After 20 years at Denny's and marketing company Moroch, Chrissy McKinney is ready to put her experience at Eggs Up Grill to work as vice president of marketing and communications. Ms. McKinney will elevate the emerging brand and support its love of omelettes, she said.
“Marketing involves quite a few different things, and I have a lot of experience in each area,” McKinney says. “I wanted to go with a smaller brand because I saw great potential to take the brand to the next level.”
With 75 stores now open and approximately 100 contracts signed along the East Coast, the Better Breakfast brand's goal is to have 100 units available by the end of the year.
McKinney has been in the industry since he was a teenager, working as a server and studying marketing in college. She wants to work with big brands and her first job at Moroch gave her 10 years of McDonald's marketing experience.
“I got to a point where I was like, 'I want to do more, I want to do national marketing, brand marketing, product marketing,'” she said. “Then she worked at Denny's for 11 years, looking for the next step in her career.”
She wanted her next step to be a smaller brand, and McKinney seemed like a local brand. As a regular customer of her Eggs Up in South Carolina, she contacted management. Their passion for her industry gave her confidence in her Eggs Up.

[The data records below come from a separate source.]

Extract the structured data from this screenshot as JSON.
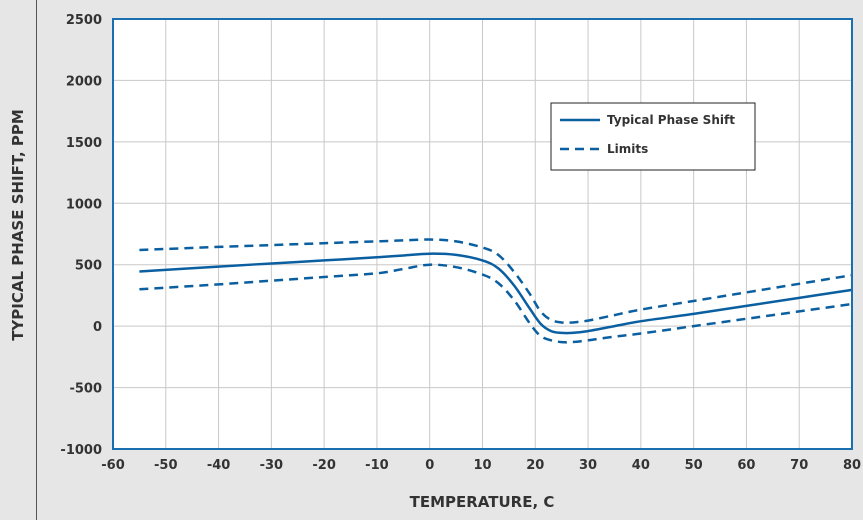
{
  "chart_data": {
    "type": "line",
    "xlabel": "TEMPERATURE, C",
    "ylabel": "TYPICAL PHASE SHIFT, PPM",
    "xlim": [
      -60,
      80
    ],
    "ylim": [
      -1000,
      2500
    ],
    "x_ticks": [
      "-60",
      "-50",
      "-40",
      "-30",
      "-20",
      "-10",
      "0",
      "10",
      "20",
      "30",
      "40",
      "50",
      "60",
      "70",
      "80"
    ],
    "y_ticks": [
      "2500",
      "2000",
      "1500",
      "1000",
      "500",
      "0",
      "-500",
      "-1000"
    ],
    "grid": true,
    "legend_position": "top-right",
    "colors": {
      "series": "#0a5fa0",
      "grid": "#c8c8c8",
      "frame": "#1a6fb0",
      "plot_bg": "#ffffff",
      "page_bg": "#e6e6e6"
    },
    "series": [
      {
        "name": "Typical Phase Shift",
        "style": "solid",
        "x": [
          -55,
          -40,
          -30,
          -20,
          -10,
          -5,
          0,
          5,
          10,
          13,
          16,
          19,
          21,
          23,
          25,
          27,
          30,
          35,
          40,
          50,
          60,
          70,
          80
        ],
        "y": [
          445,
          485,
          510,
          535,
          560,
          575,
          590,
          580,
          535,
          470,
          330,
          140,
          20,
          -40,
          -55,
          -55,
          -40,
          0,
          40,
          100,
          165,
          230,
          295
        ]
      },
      {
        "name": "Limits",
        "style": "dashed",
        "x": [
          -55,
          -40,
          -30,
          -20,
          -10,
          -5,
          0,
          5,
          10,
          13,
          16,
          19,
          21,
          23,
          25,
          27,
          30,
          35,
          40,
          50,
          60,
          70,
          80
        ],
        "y": [
          620,
          645,
          660,
          675,
          690,
          698,
          705,
          690,
          640,
          580,
          440,
          260,
          120,
          50,
          30,
          30,
          45,
          90,
          135,
          205,
          275,
          345,
          415
        ]
      },
      {
        "name": "",
        "style": "dashed",
        "x": [
          -55,
          -40,
          -30,
          -20,
          -10,
          -5,
          0,
          5,
          10,
          13,
          16,
          19,
          21,
          23,
          25,
          27,
          30,
          35,
          40,
          50,
          60,
          70,
          80
        ],
        "y": [
          300,
          340,
          370,
          400,
          430,
          465,
          500,
          480,
          420,
          350,
          210,
          20,
          -80,
          -115,
          -130,
          -130,
          -115,
          -85,
          -60,
          0,
          60,
          120,
          180
        ]
      }
    ]
  }
}
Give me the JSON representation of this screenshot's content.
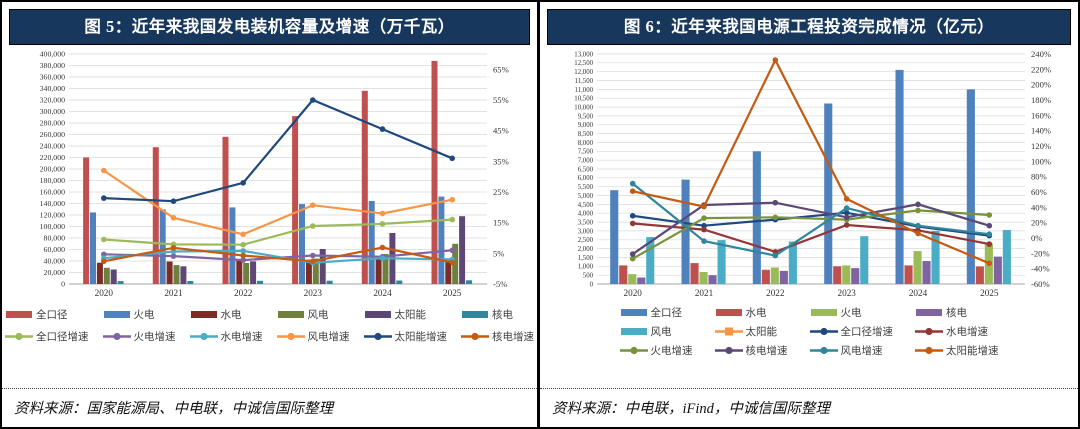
{
  "page": {
    "background": "#FFFFFF",
    "frame_border_color": "#000000",
    "title_bar_color": "#17375D",
    "title_text_color": "#FFFFFF"
  },
  "left": {
    "title": "图 5：近年来我国发电装机容量及增速（万千瓦）",
    "source": "资料来源：国家能源局、中电联，中诚信国际整理"
  },
  "right": {
    "title": "图 6：近年来我国电源工程投资完成情况（亿元）",
    "source": "资料来源：中电联，iFind，中诚信国际整理"
  },
  "chart_data": [
    {
      "type": "bar+line",
      "panel": "left",
      "title": "图 5：近年来我国发电装机容量及增速（万千瓦）",
      "unit": "万千瓦",
      "categories": [
        "2020",
        "2021",
        "2022",
        "2023",
        "2024",
        "2025"
      ],
      "bar_series": [
        {
          "name": "全口径",
          "color": "#C0504D",
          "values": [
            220000,
            238000,
            256000,
            292000,
            336000,
            388000
          ]
        },
        {
          "name": "火电",
          "color": "#4F81BD",
          "values": [
            124500,
            129700,
            133200,
            139000,
            144400,
            152000
          ]
        },
        {
          "name": "水电",
          "color": "#7B2C27",
          "values": [
            37000,
            39100,
            41400,
            42200,
            43600,
            44500
          ]
        },
        {
          "name": "风电",
          "color": "#6E7F3E",
          "values": [
            28200,
            32800,
            36500,
            44100,
            52100,
            70000
          ]
        },
        {
          "name": "太阳能",
          "color": "#5C4776",
          "values": [
            25300,
            30700,
            39300,
            60900,
            88700,
            118000
          ]
        },
        {
          "name": "核电",
          "color": "#31859C",
          "values": [
            5000,
            5300,
            5600,
            5700,
            6100,
            6500
          ]
        }
      ],
      "line_series": [
        {
          "name": "全口径增速",
          "color": "#9BBB59",
          "values": [
            9.5,
            7.9,
            7.8,
            13.9,
            14.6,
            16
          ]
        },
        {
          "name": "火电增速",
          "color": "#8064A2",
          "values": [
            4.7,
            4.1,
            2.8,
            4.3,
            3.9,
            6
          ]
        },
        {
          "name": "水电增速",
          "color": "#4BACC6",
          "values": [
            3.4,
            5.6,
            5.8,
            1.9,
            3.4,
            3
          ]
        },
        {
          "name": "风电增速",
          "color": "#F79646",
          "values": [
            32,
            16.6,
            11.2,
            20.7,
            18,
            22.5
          ]
        },
        {
          "name": "太阳能增速",
          "color": "#1F497D",
          "values": [
            23,
            22,
            28,
            55,
            45.5,
            36
          ]
        },
        {
          "name": "核电增速",
          "color": "#C55A11",
          "values": [
            2.4,
            6.8,
            4.3,
            2.4,
            6.9,
            2
          ]
        }
      ],
      "y_left": {
        "min": 0,
        "max": 400000,
        "step": 20000,
        "thousands": true
      },
      "y_right": {
        "min": -5,
        "max": 70,
        "label_min": -5,
        "label_max": 65,
        "label_step": 10,
        "suffix": "%"
      },
      "grid": true,
      "legend_position": "bottom",
      "legend_columns": 6
    },
    {
      "type": "bar+line",
      "panel": "right",
      "title": "图 6：近年来我国电源工程投资完成情况（亿元）",
      "unit": "亿元",
      "categories": [
        "2020",
        "2021",
        "2022",
        "2023",
        "2024",
        "2025"
      ],
      "bar_series": [
        {
          "name": "全口径",
          "color": "#4F81BD",
          "values": [
            5300,
            5900,
            7500,
            10200,
            12100,
            11000
          ]
        },
        {
          "name": "水电",
          "color": "#C0504D",
          "values": [
            1050,
            1180,
            800,
            1000,
            1050,
            990
          ]
        },
        {
          "name": "火电",
          "color": "#9BBB59",
          "values": [
            560,
            680,
            930,
            1050,
            1860,
            2290
          ]
        },
        {
          "name": "核电",
          "color": "#8064A2",
          "values": [
            370,
            500,
            740,
            900,
            1300,
            1550
          ]
        },
        {
          "name": "风电",
          "color": "#4BACC6",
          "values": [
            2650,
            2480,
            2400,
            2700,
            3000,
            3050
          ]
        },
        {
          "name": "太阳能",
          "color": "#F79646",
          "values": [
            null,
            null,
            null,
            null,
            null,
            null
          ],
          "legend_marker": "square-line"
        }
      ],
      "line_series": [
        {
          "name": "全口径增速",
          "color": "#1F497D",
          "values": [
            29,
            16,
            24,
            33,
            15,
            3
          ]
        },
        {
          "name": "水电增速",
          "color": "#943634",
          "values": [
            19,
            11,
            -18,
            17,
            10,
            -8
          ]
        },
        {
          "name": "火电增速",
          "color": "#77933C",
          "values": [
            -27,
            26,
            27,
            24,
            36,
            30
          ]
        },
        {
          "name": "核电增速",
          "color": "#5C4776",
          "values": [
            -21,
            43,
            46,
            27,
            44,
            16
          ]
        },
        {
          "name": "风电增速",
          "color": "#31859C",
          "values": [
            71,
            -4,
            -23,
            39,
            16,
            5
          ]
        },
        {
          "name": "太阳能增速",
          "color": "#C55A11",
          "values": [
            61,
            41,
            232,
            51,
            6,
            -33
          ]
        }
      ],
      "y_left": {
        "min": 0,
        "max": 13000,
        "step": 500,
        "thousands": true
      },
      "y_right": {
        "min": -60,
        "max": 240,
        "label_min": -60,
        "label_max": 240,
        "label_step": 20,
        "suffix": "%"
      },
      "grid": true,
      "legend_position": "bottom",
      "legend_columns": 4
    }
  ]
}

From a marketing standpoint, McKinney hopes to capitalize on the growing interest in the breakfast concept to take Eggs Up to the next level. To differentiate her brand from its competitors, she looked inward. Since she joined the company in December, McKinney has focused on menu innovation.
Founded in the southeastern United States, the menu focuses on local flavors, and McKinney hopes to maintain that as the brand expands into new regions. Partnering with financial strategists is part of menu innovation as product prices continue to fluctuate.
Related: From IHOP to Eggs Up Grill, franchisees are finding success with breakfast.
McKinney is part of an effort to upgrade the brand's technology stack. She wants Eggs Up to be a data-driven concept, especially when it comes to seeing the impact of small changes in real time.
She's already been part of some changes, and McKinney isn't slowing down. By the end of the year, she hopes to help bring Eggs to up to 100 locations, and will continue to do so in 2025. To ensure that happens, McKinney and his team are building a “robust local marketing plan.” Engaging with your franchisees and keeping them in the loop is key to launching these marketing efforts.
“The opportunity to really make a difference is the biggest thing that really drew me to this brand,” McKinney said. “We can take on projects and make a difference for our franchise partners, who are mostly ordinary people.”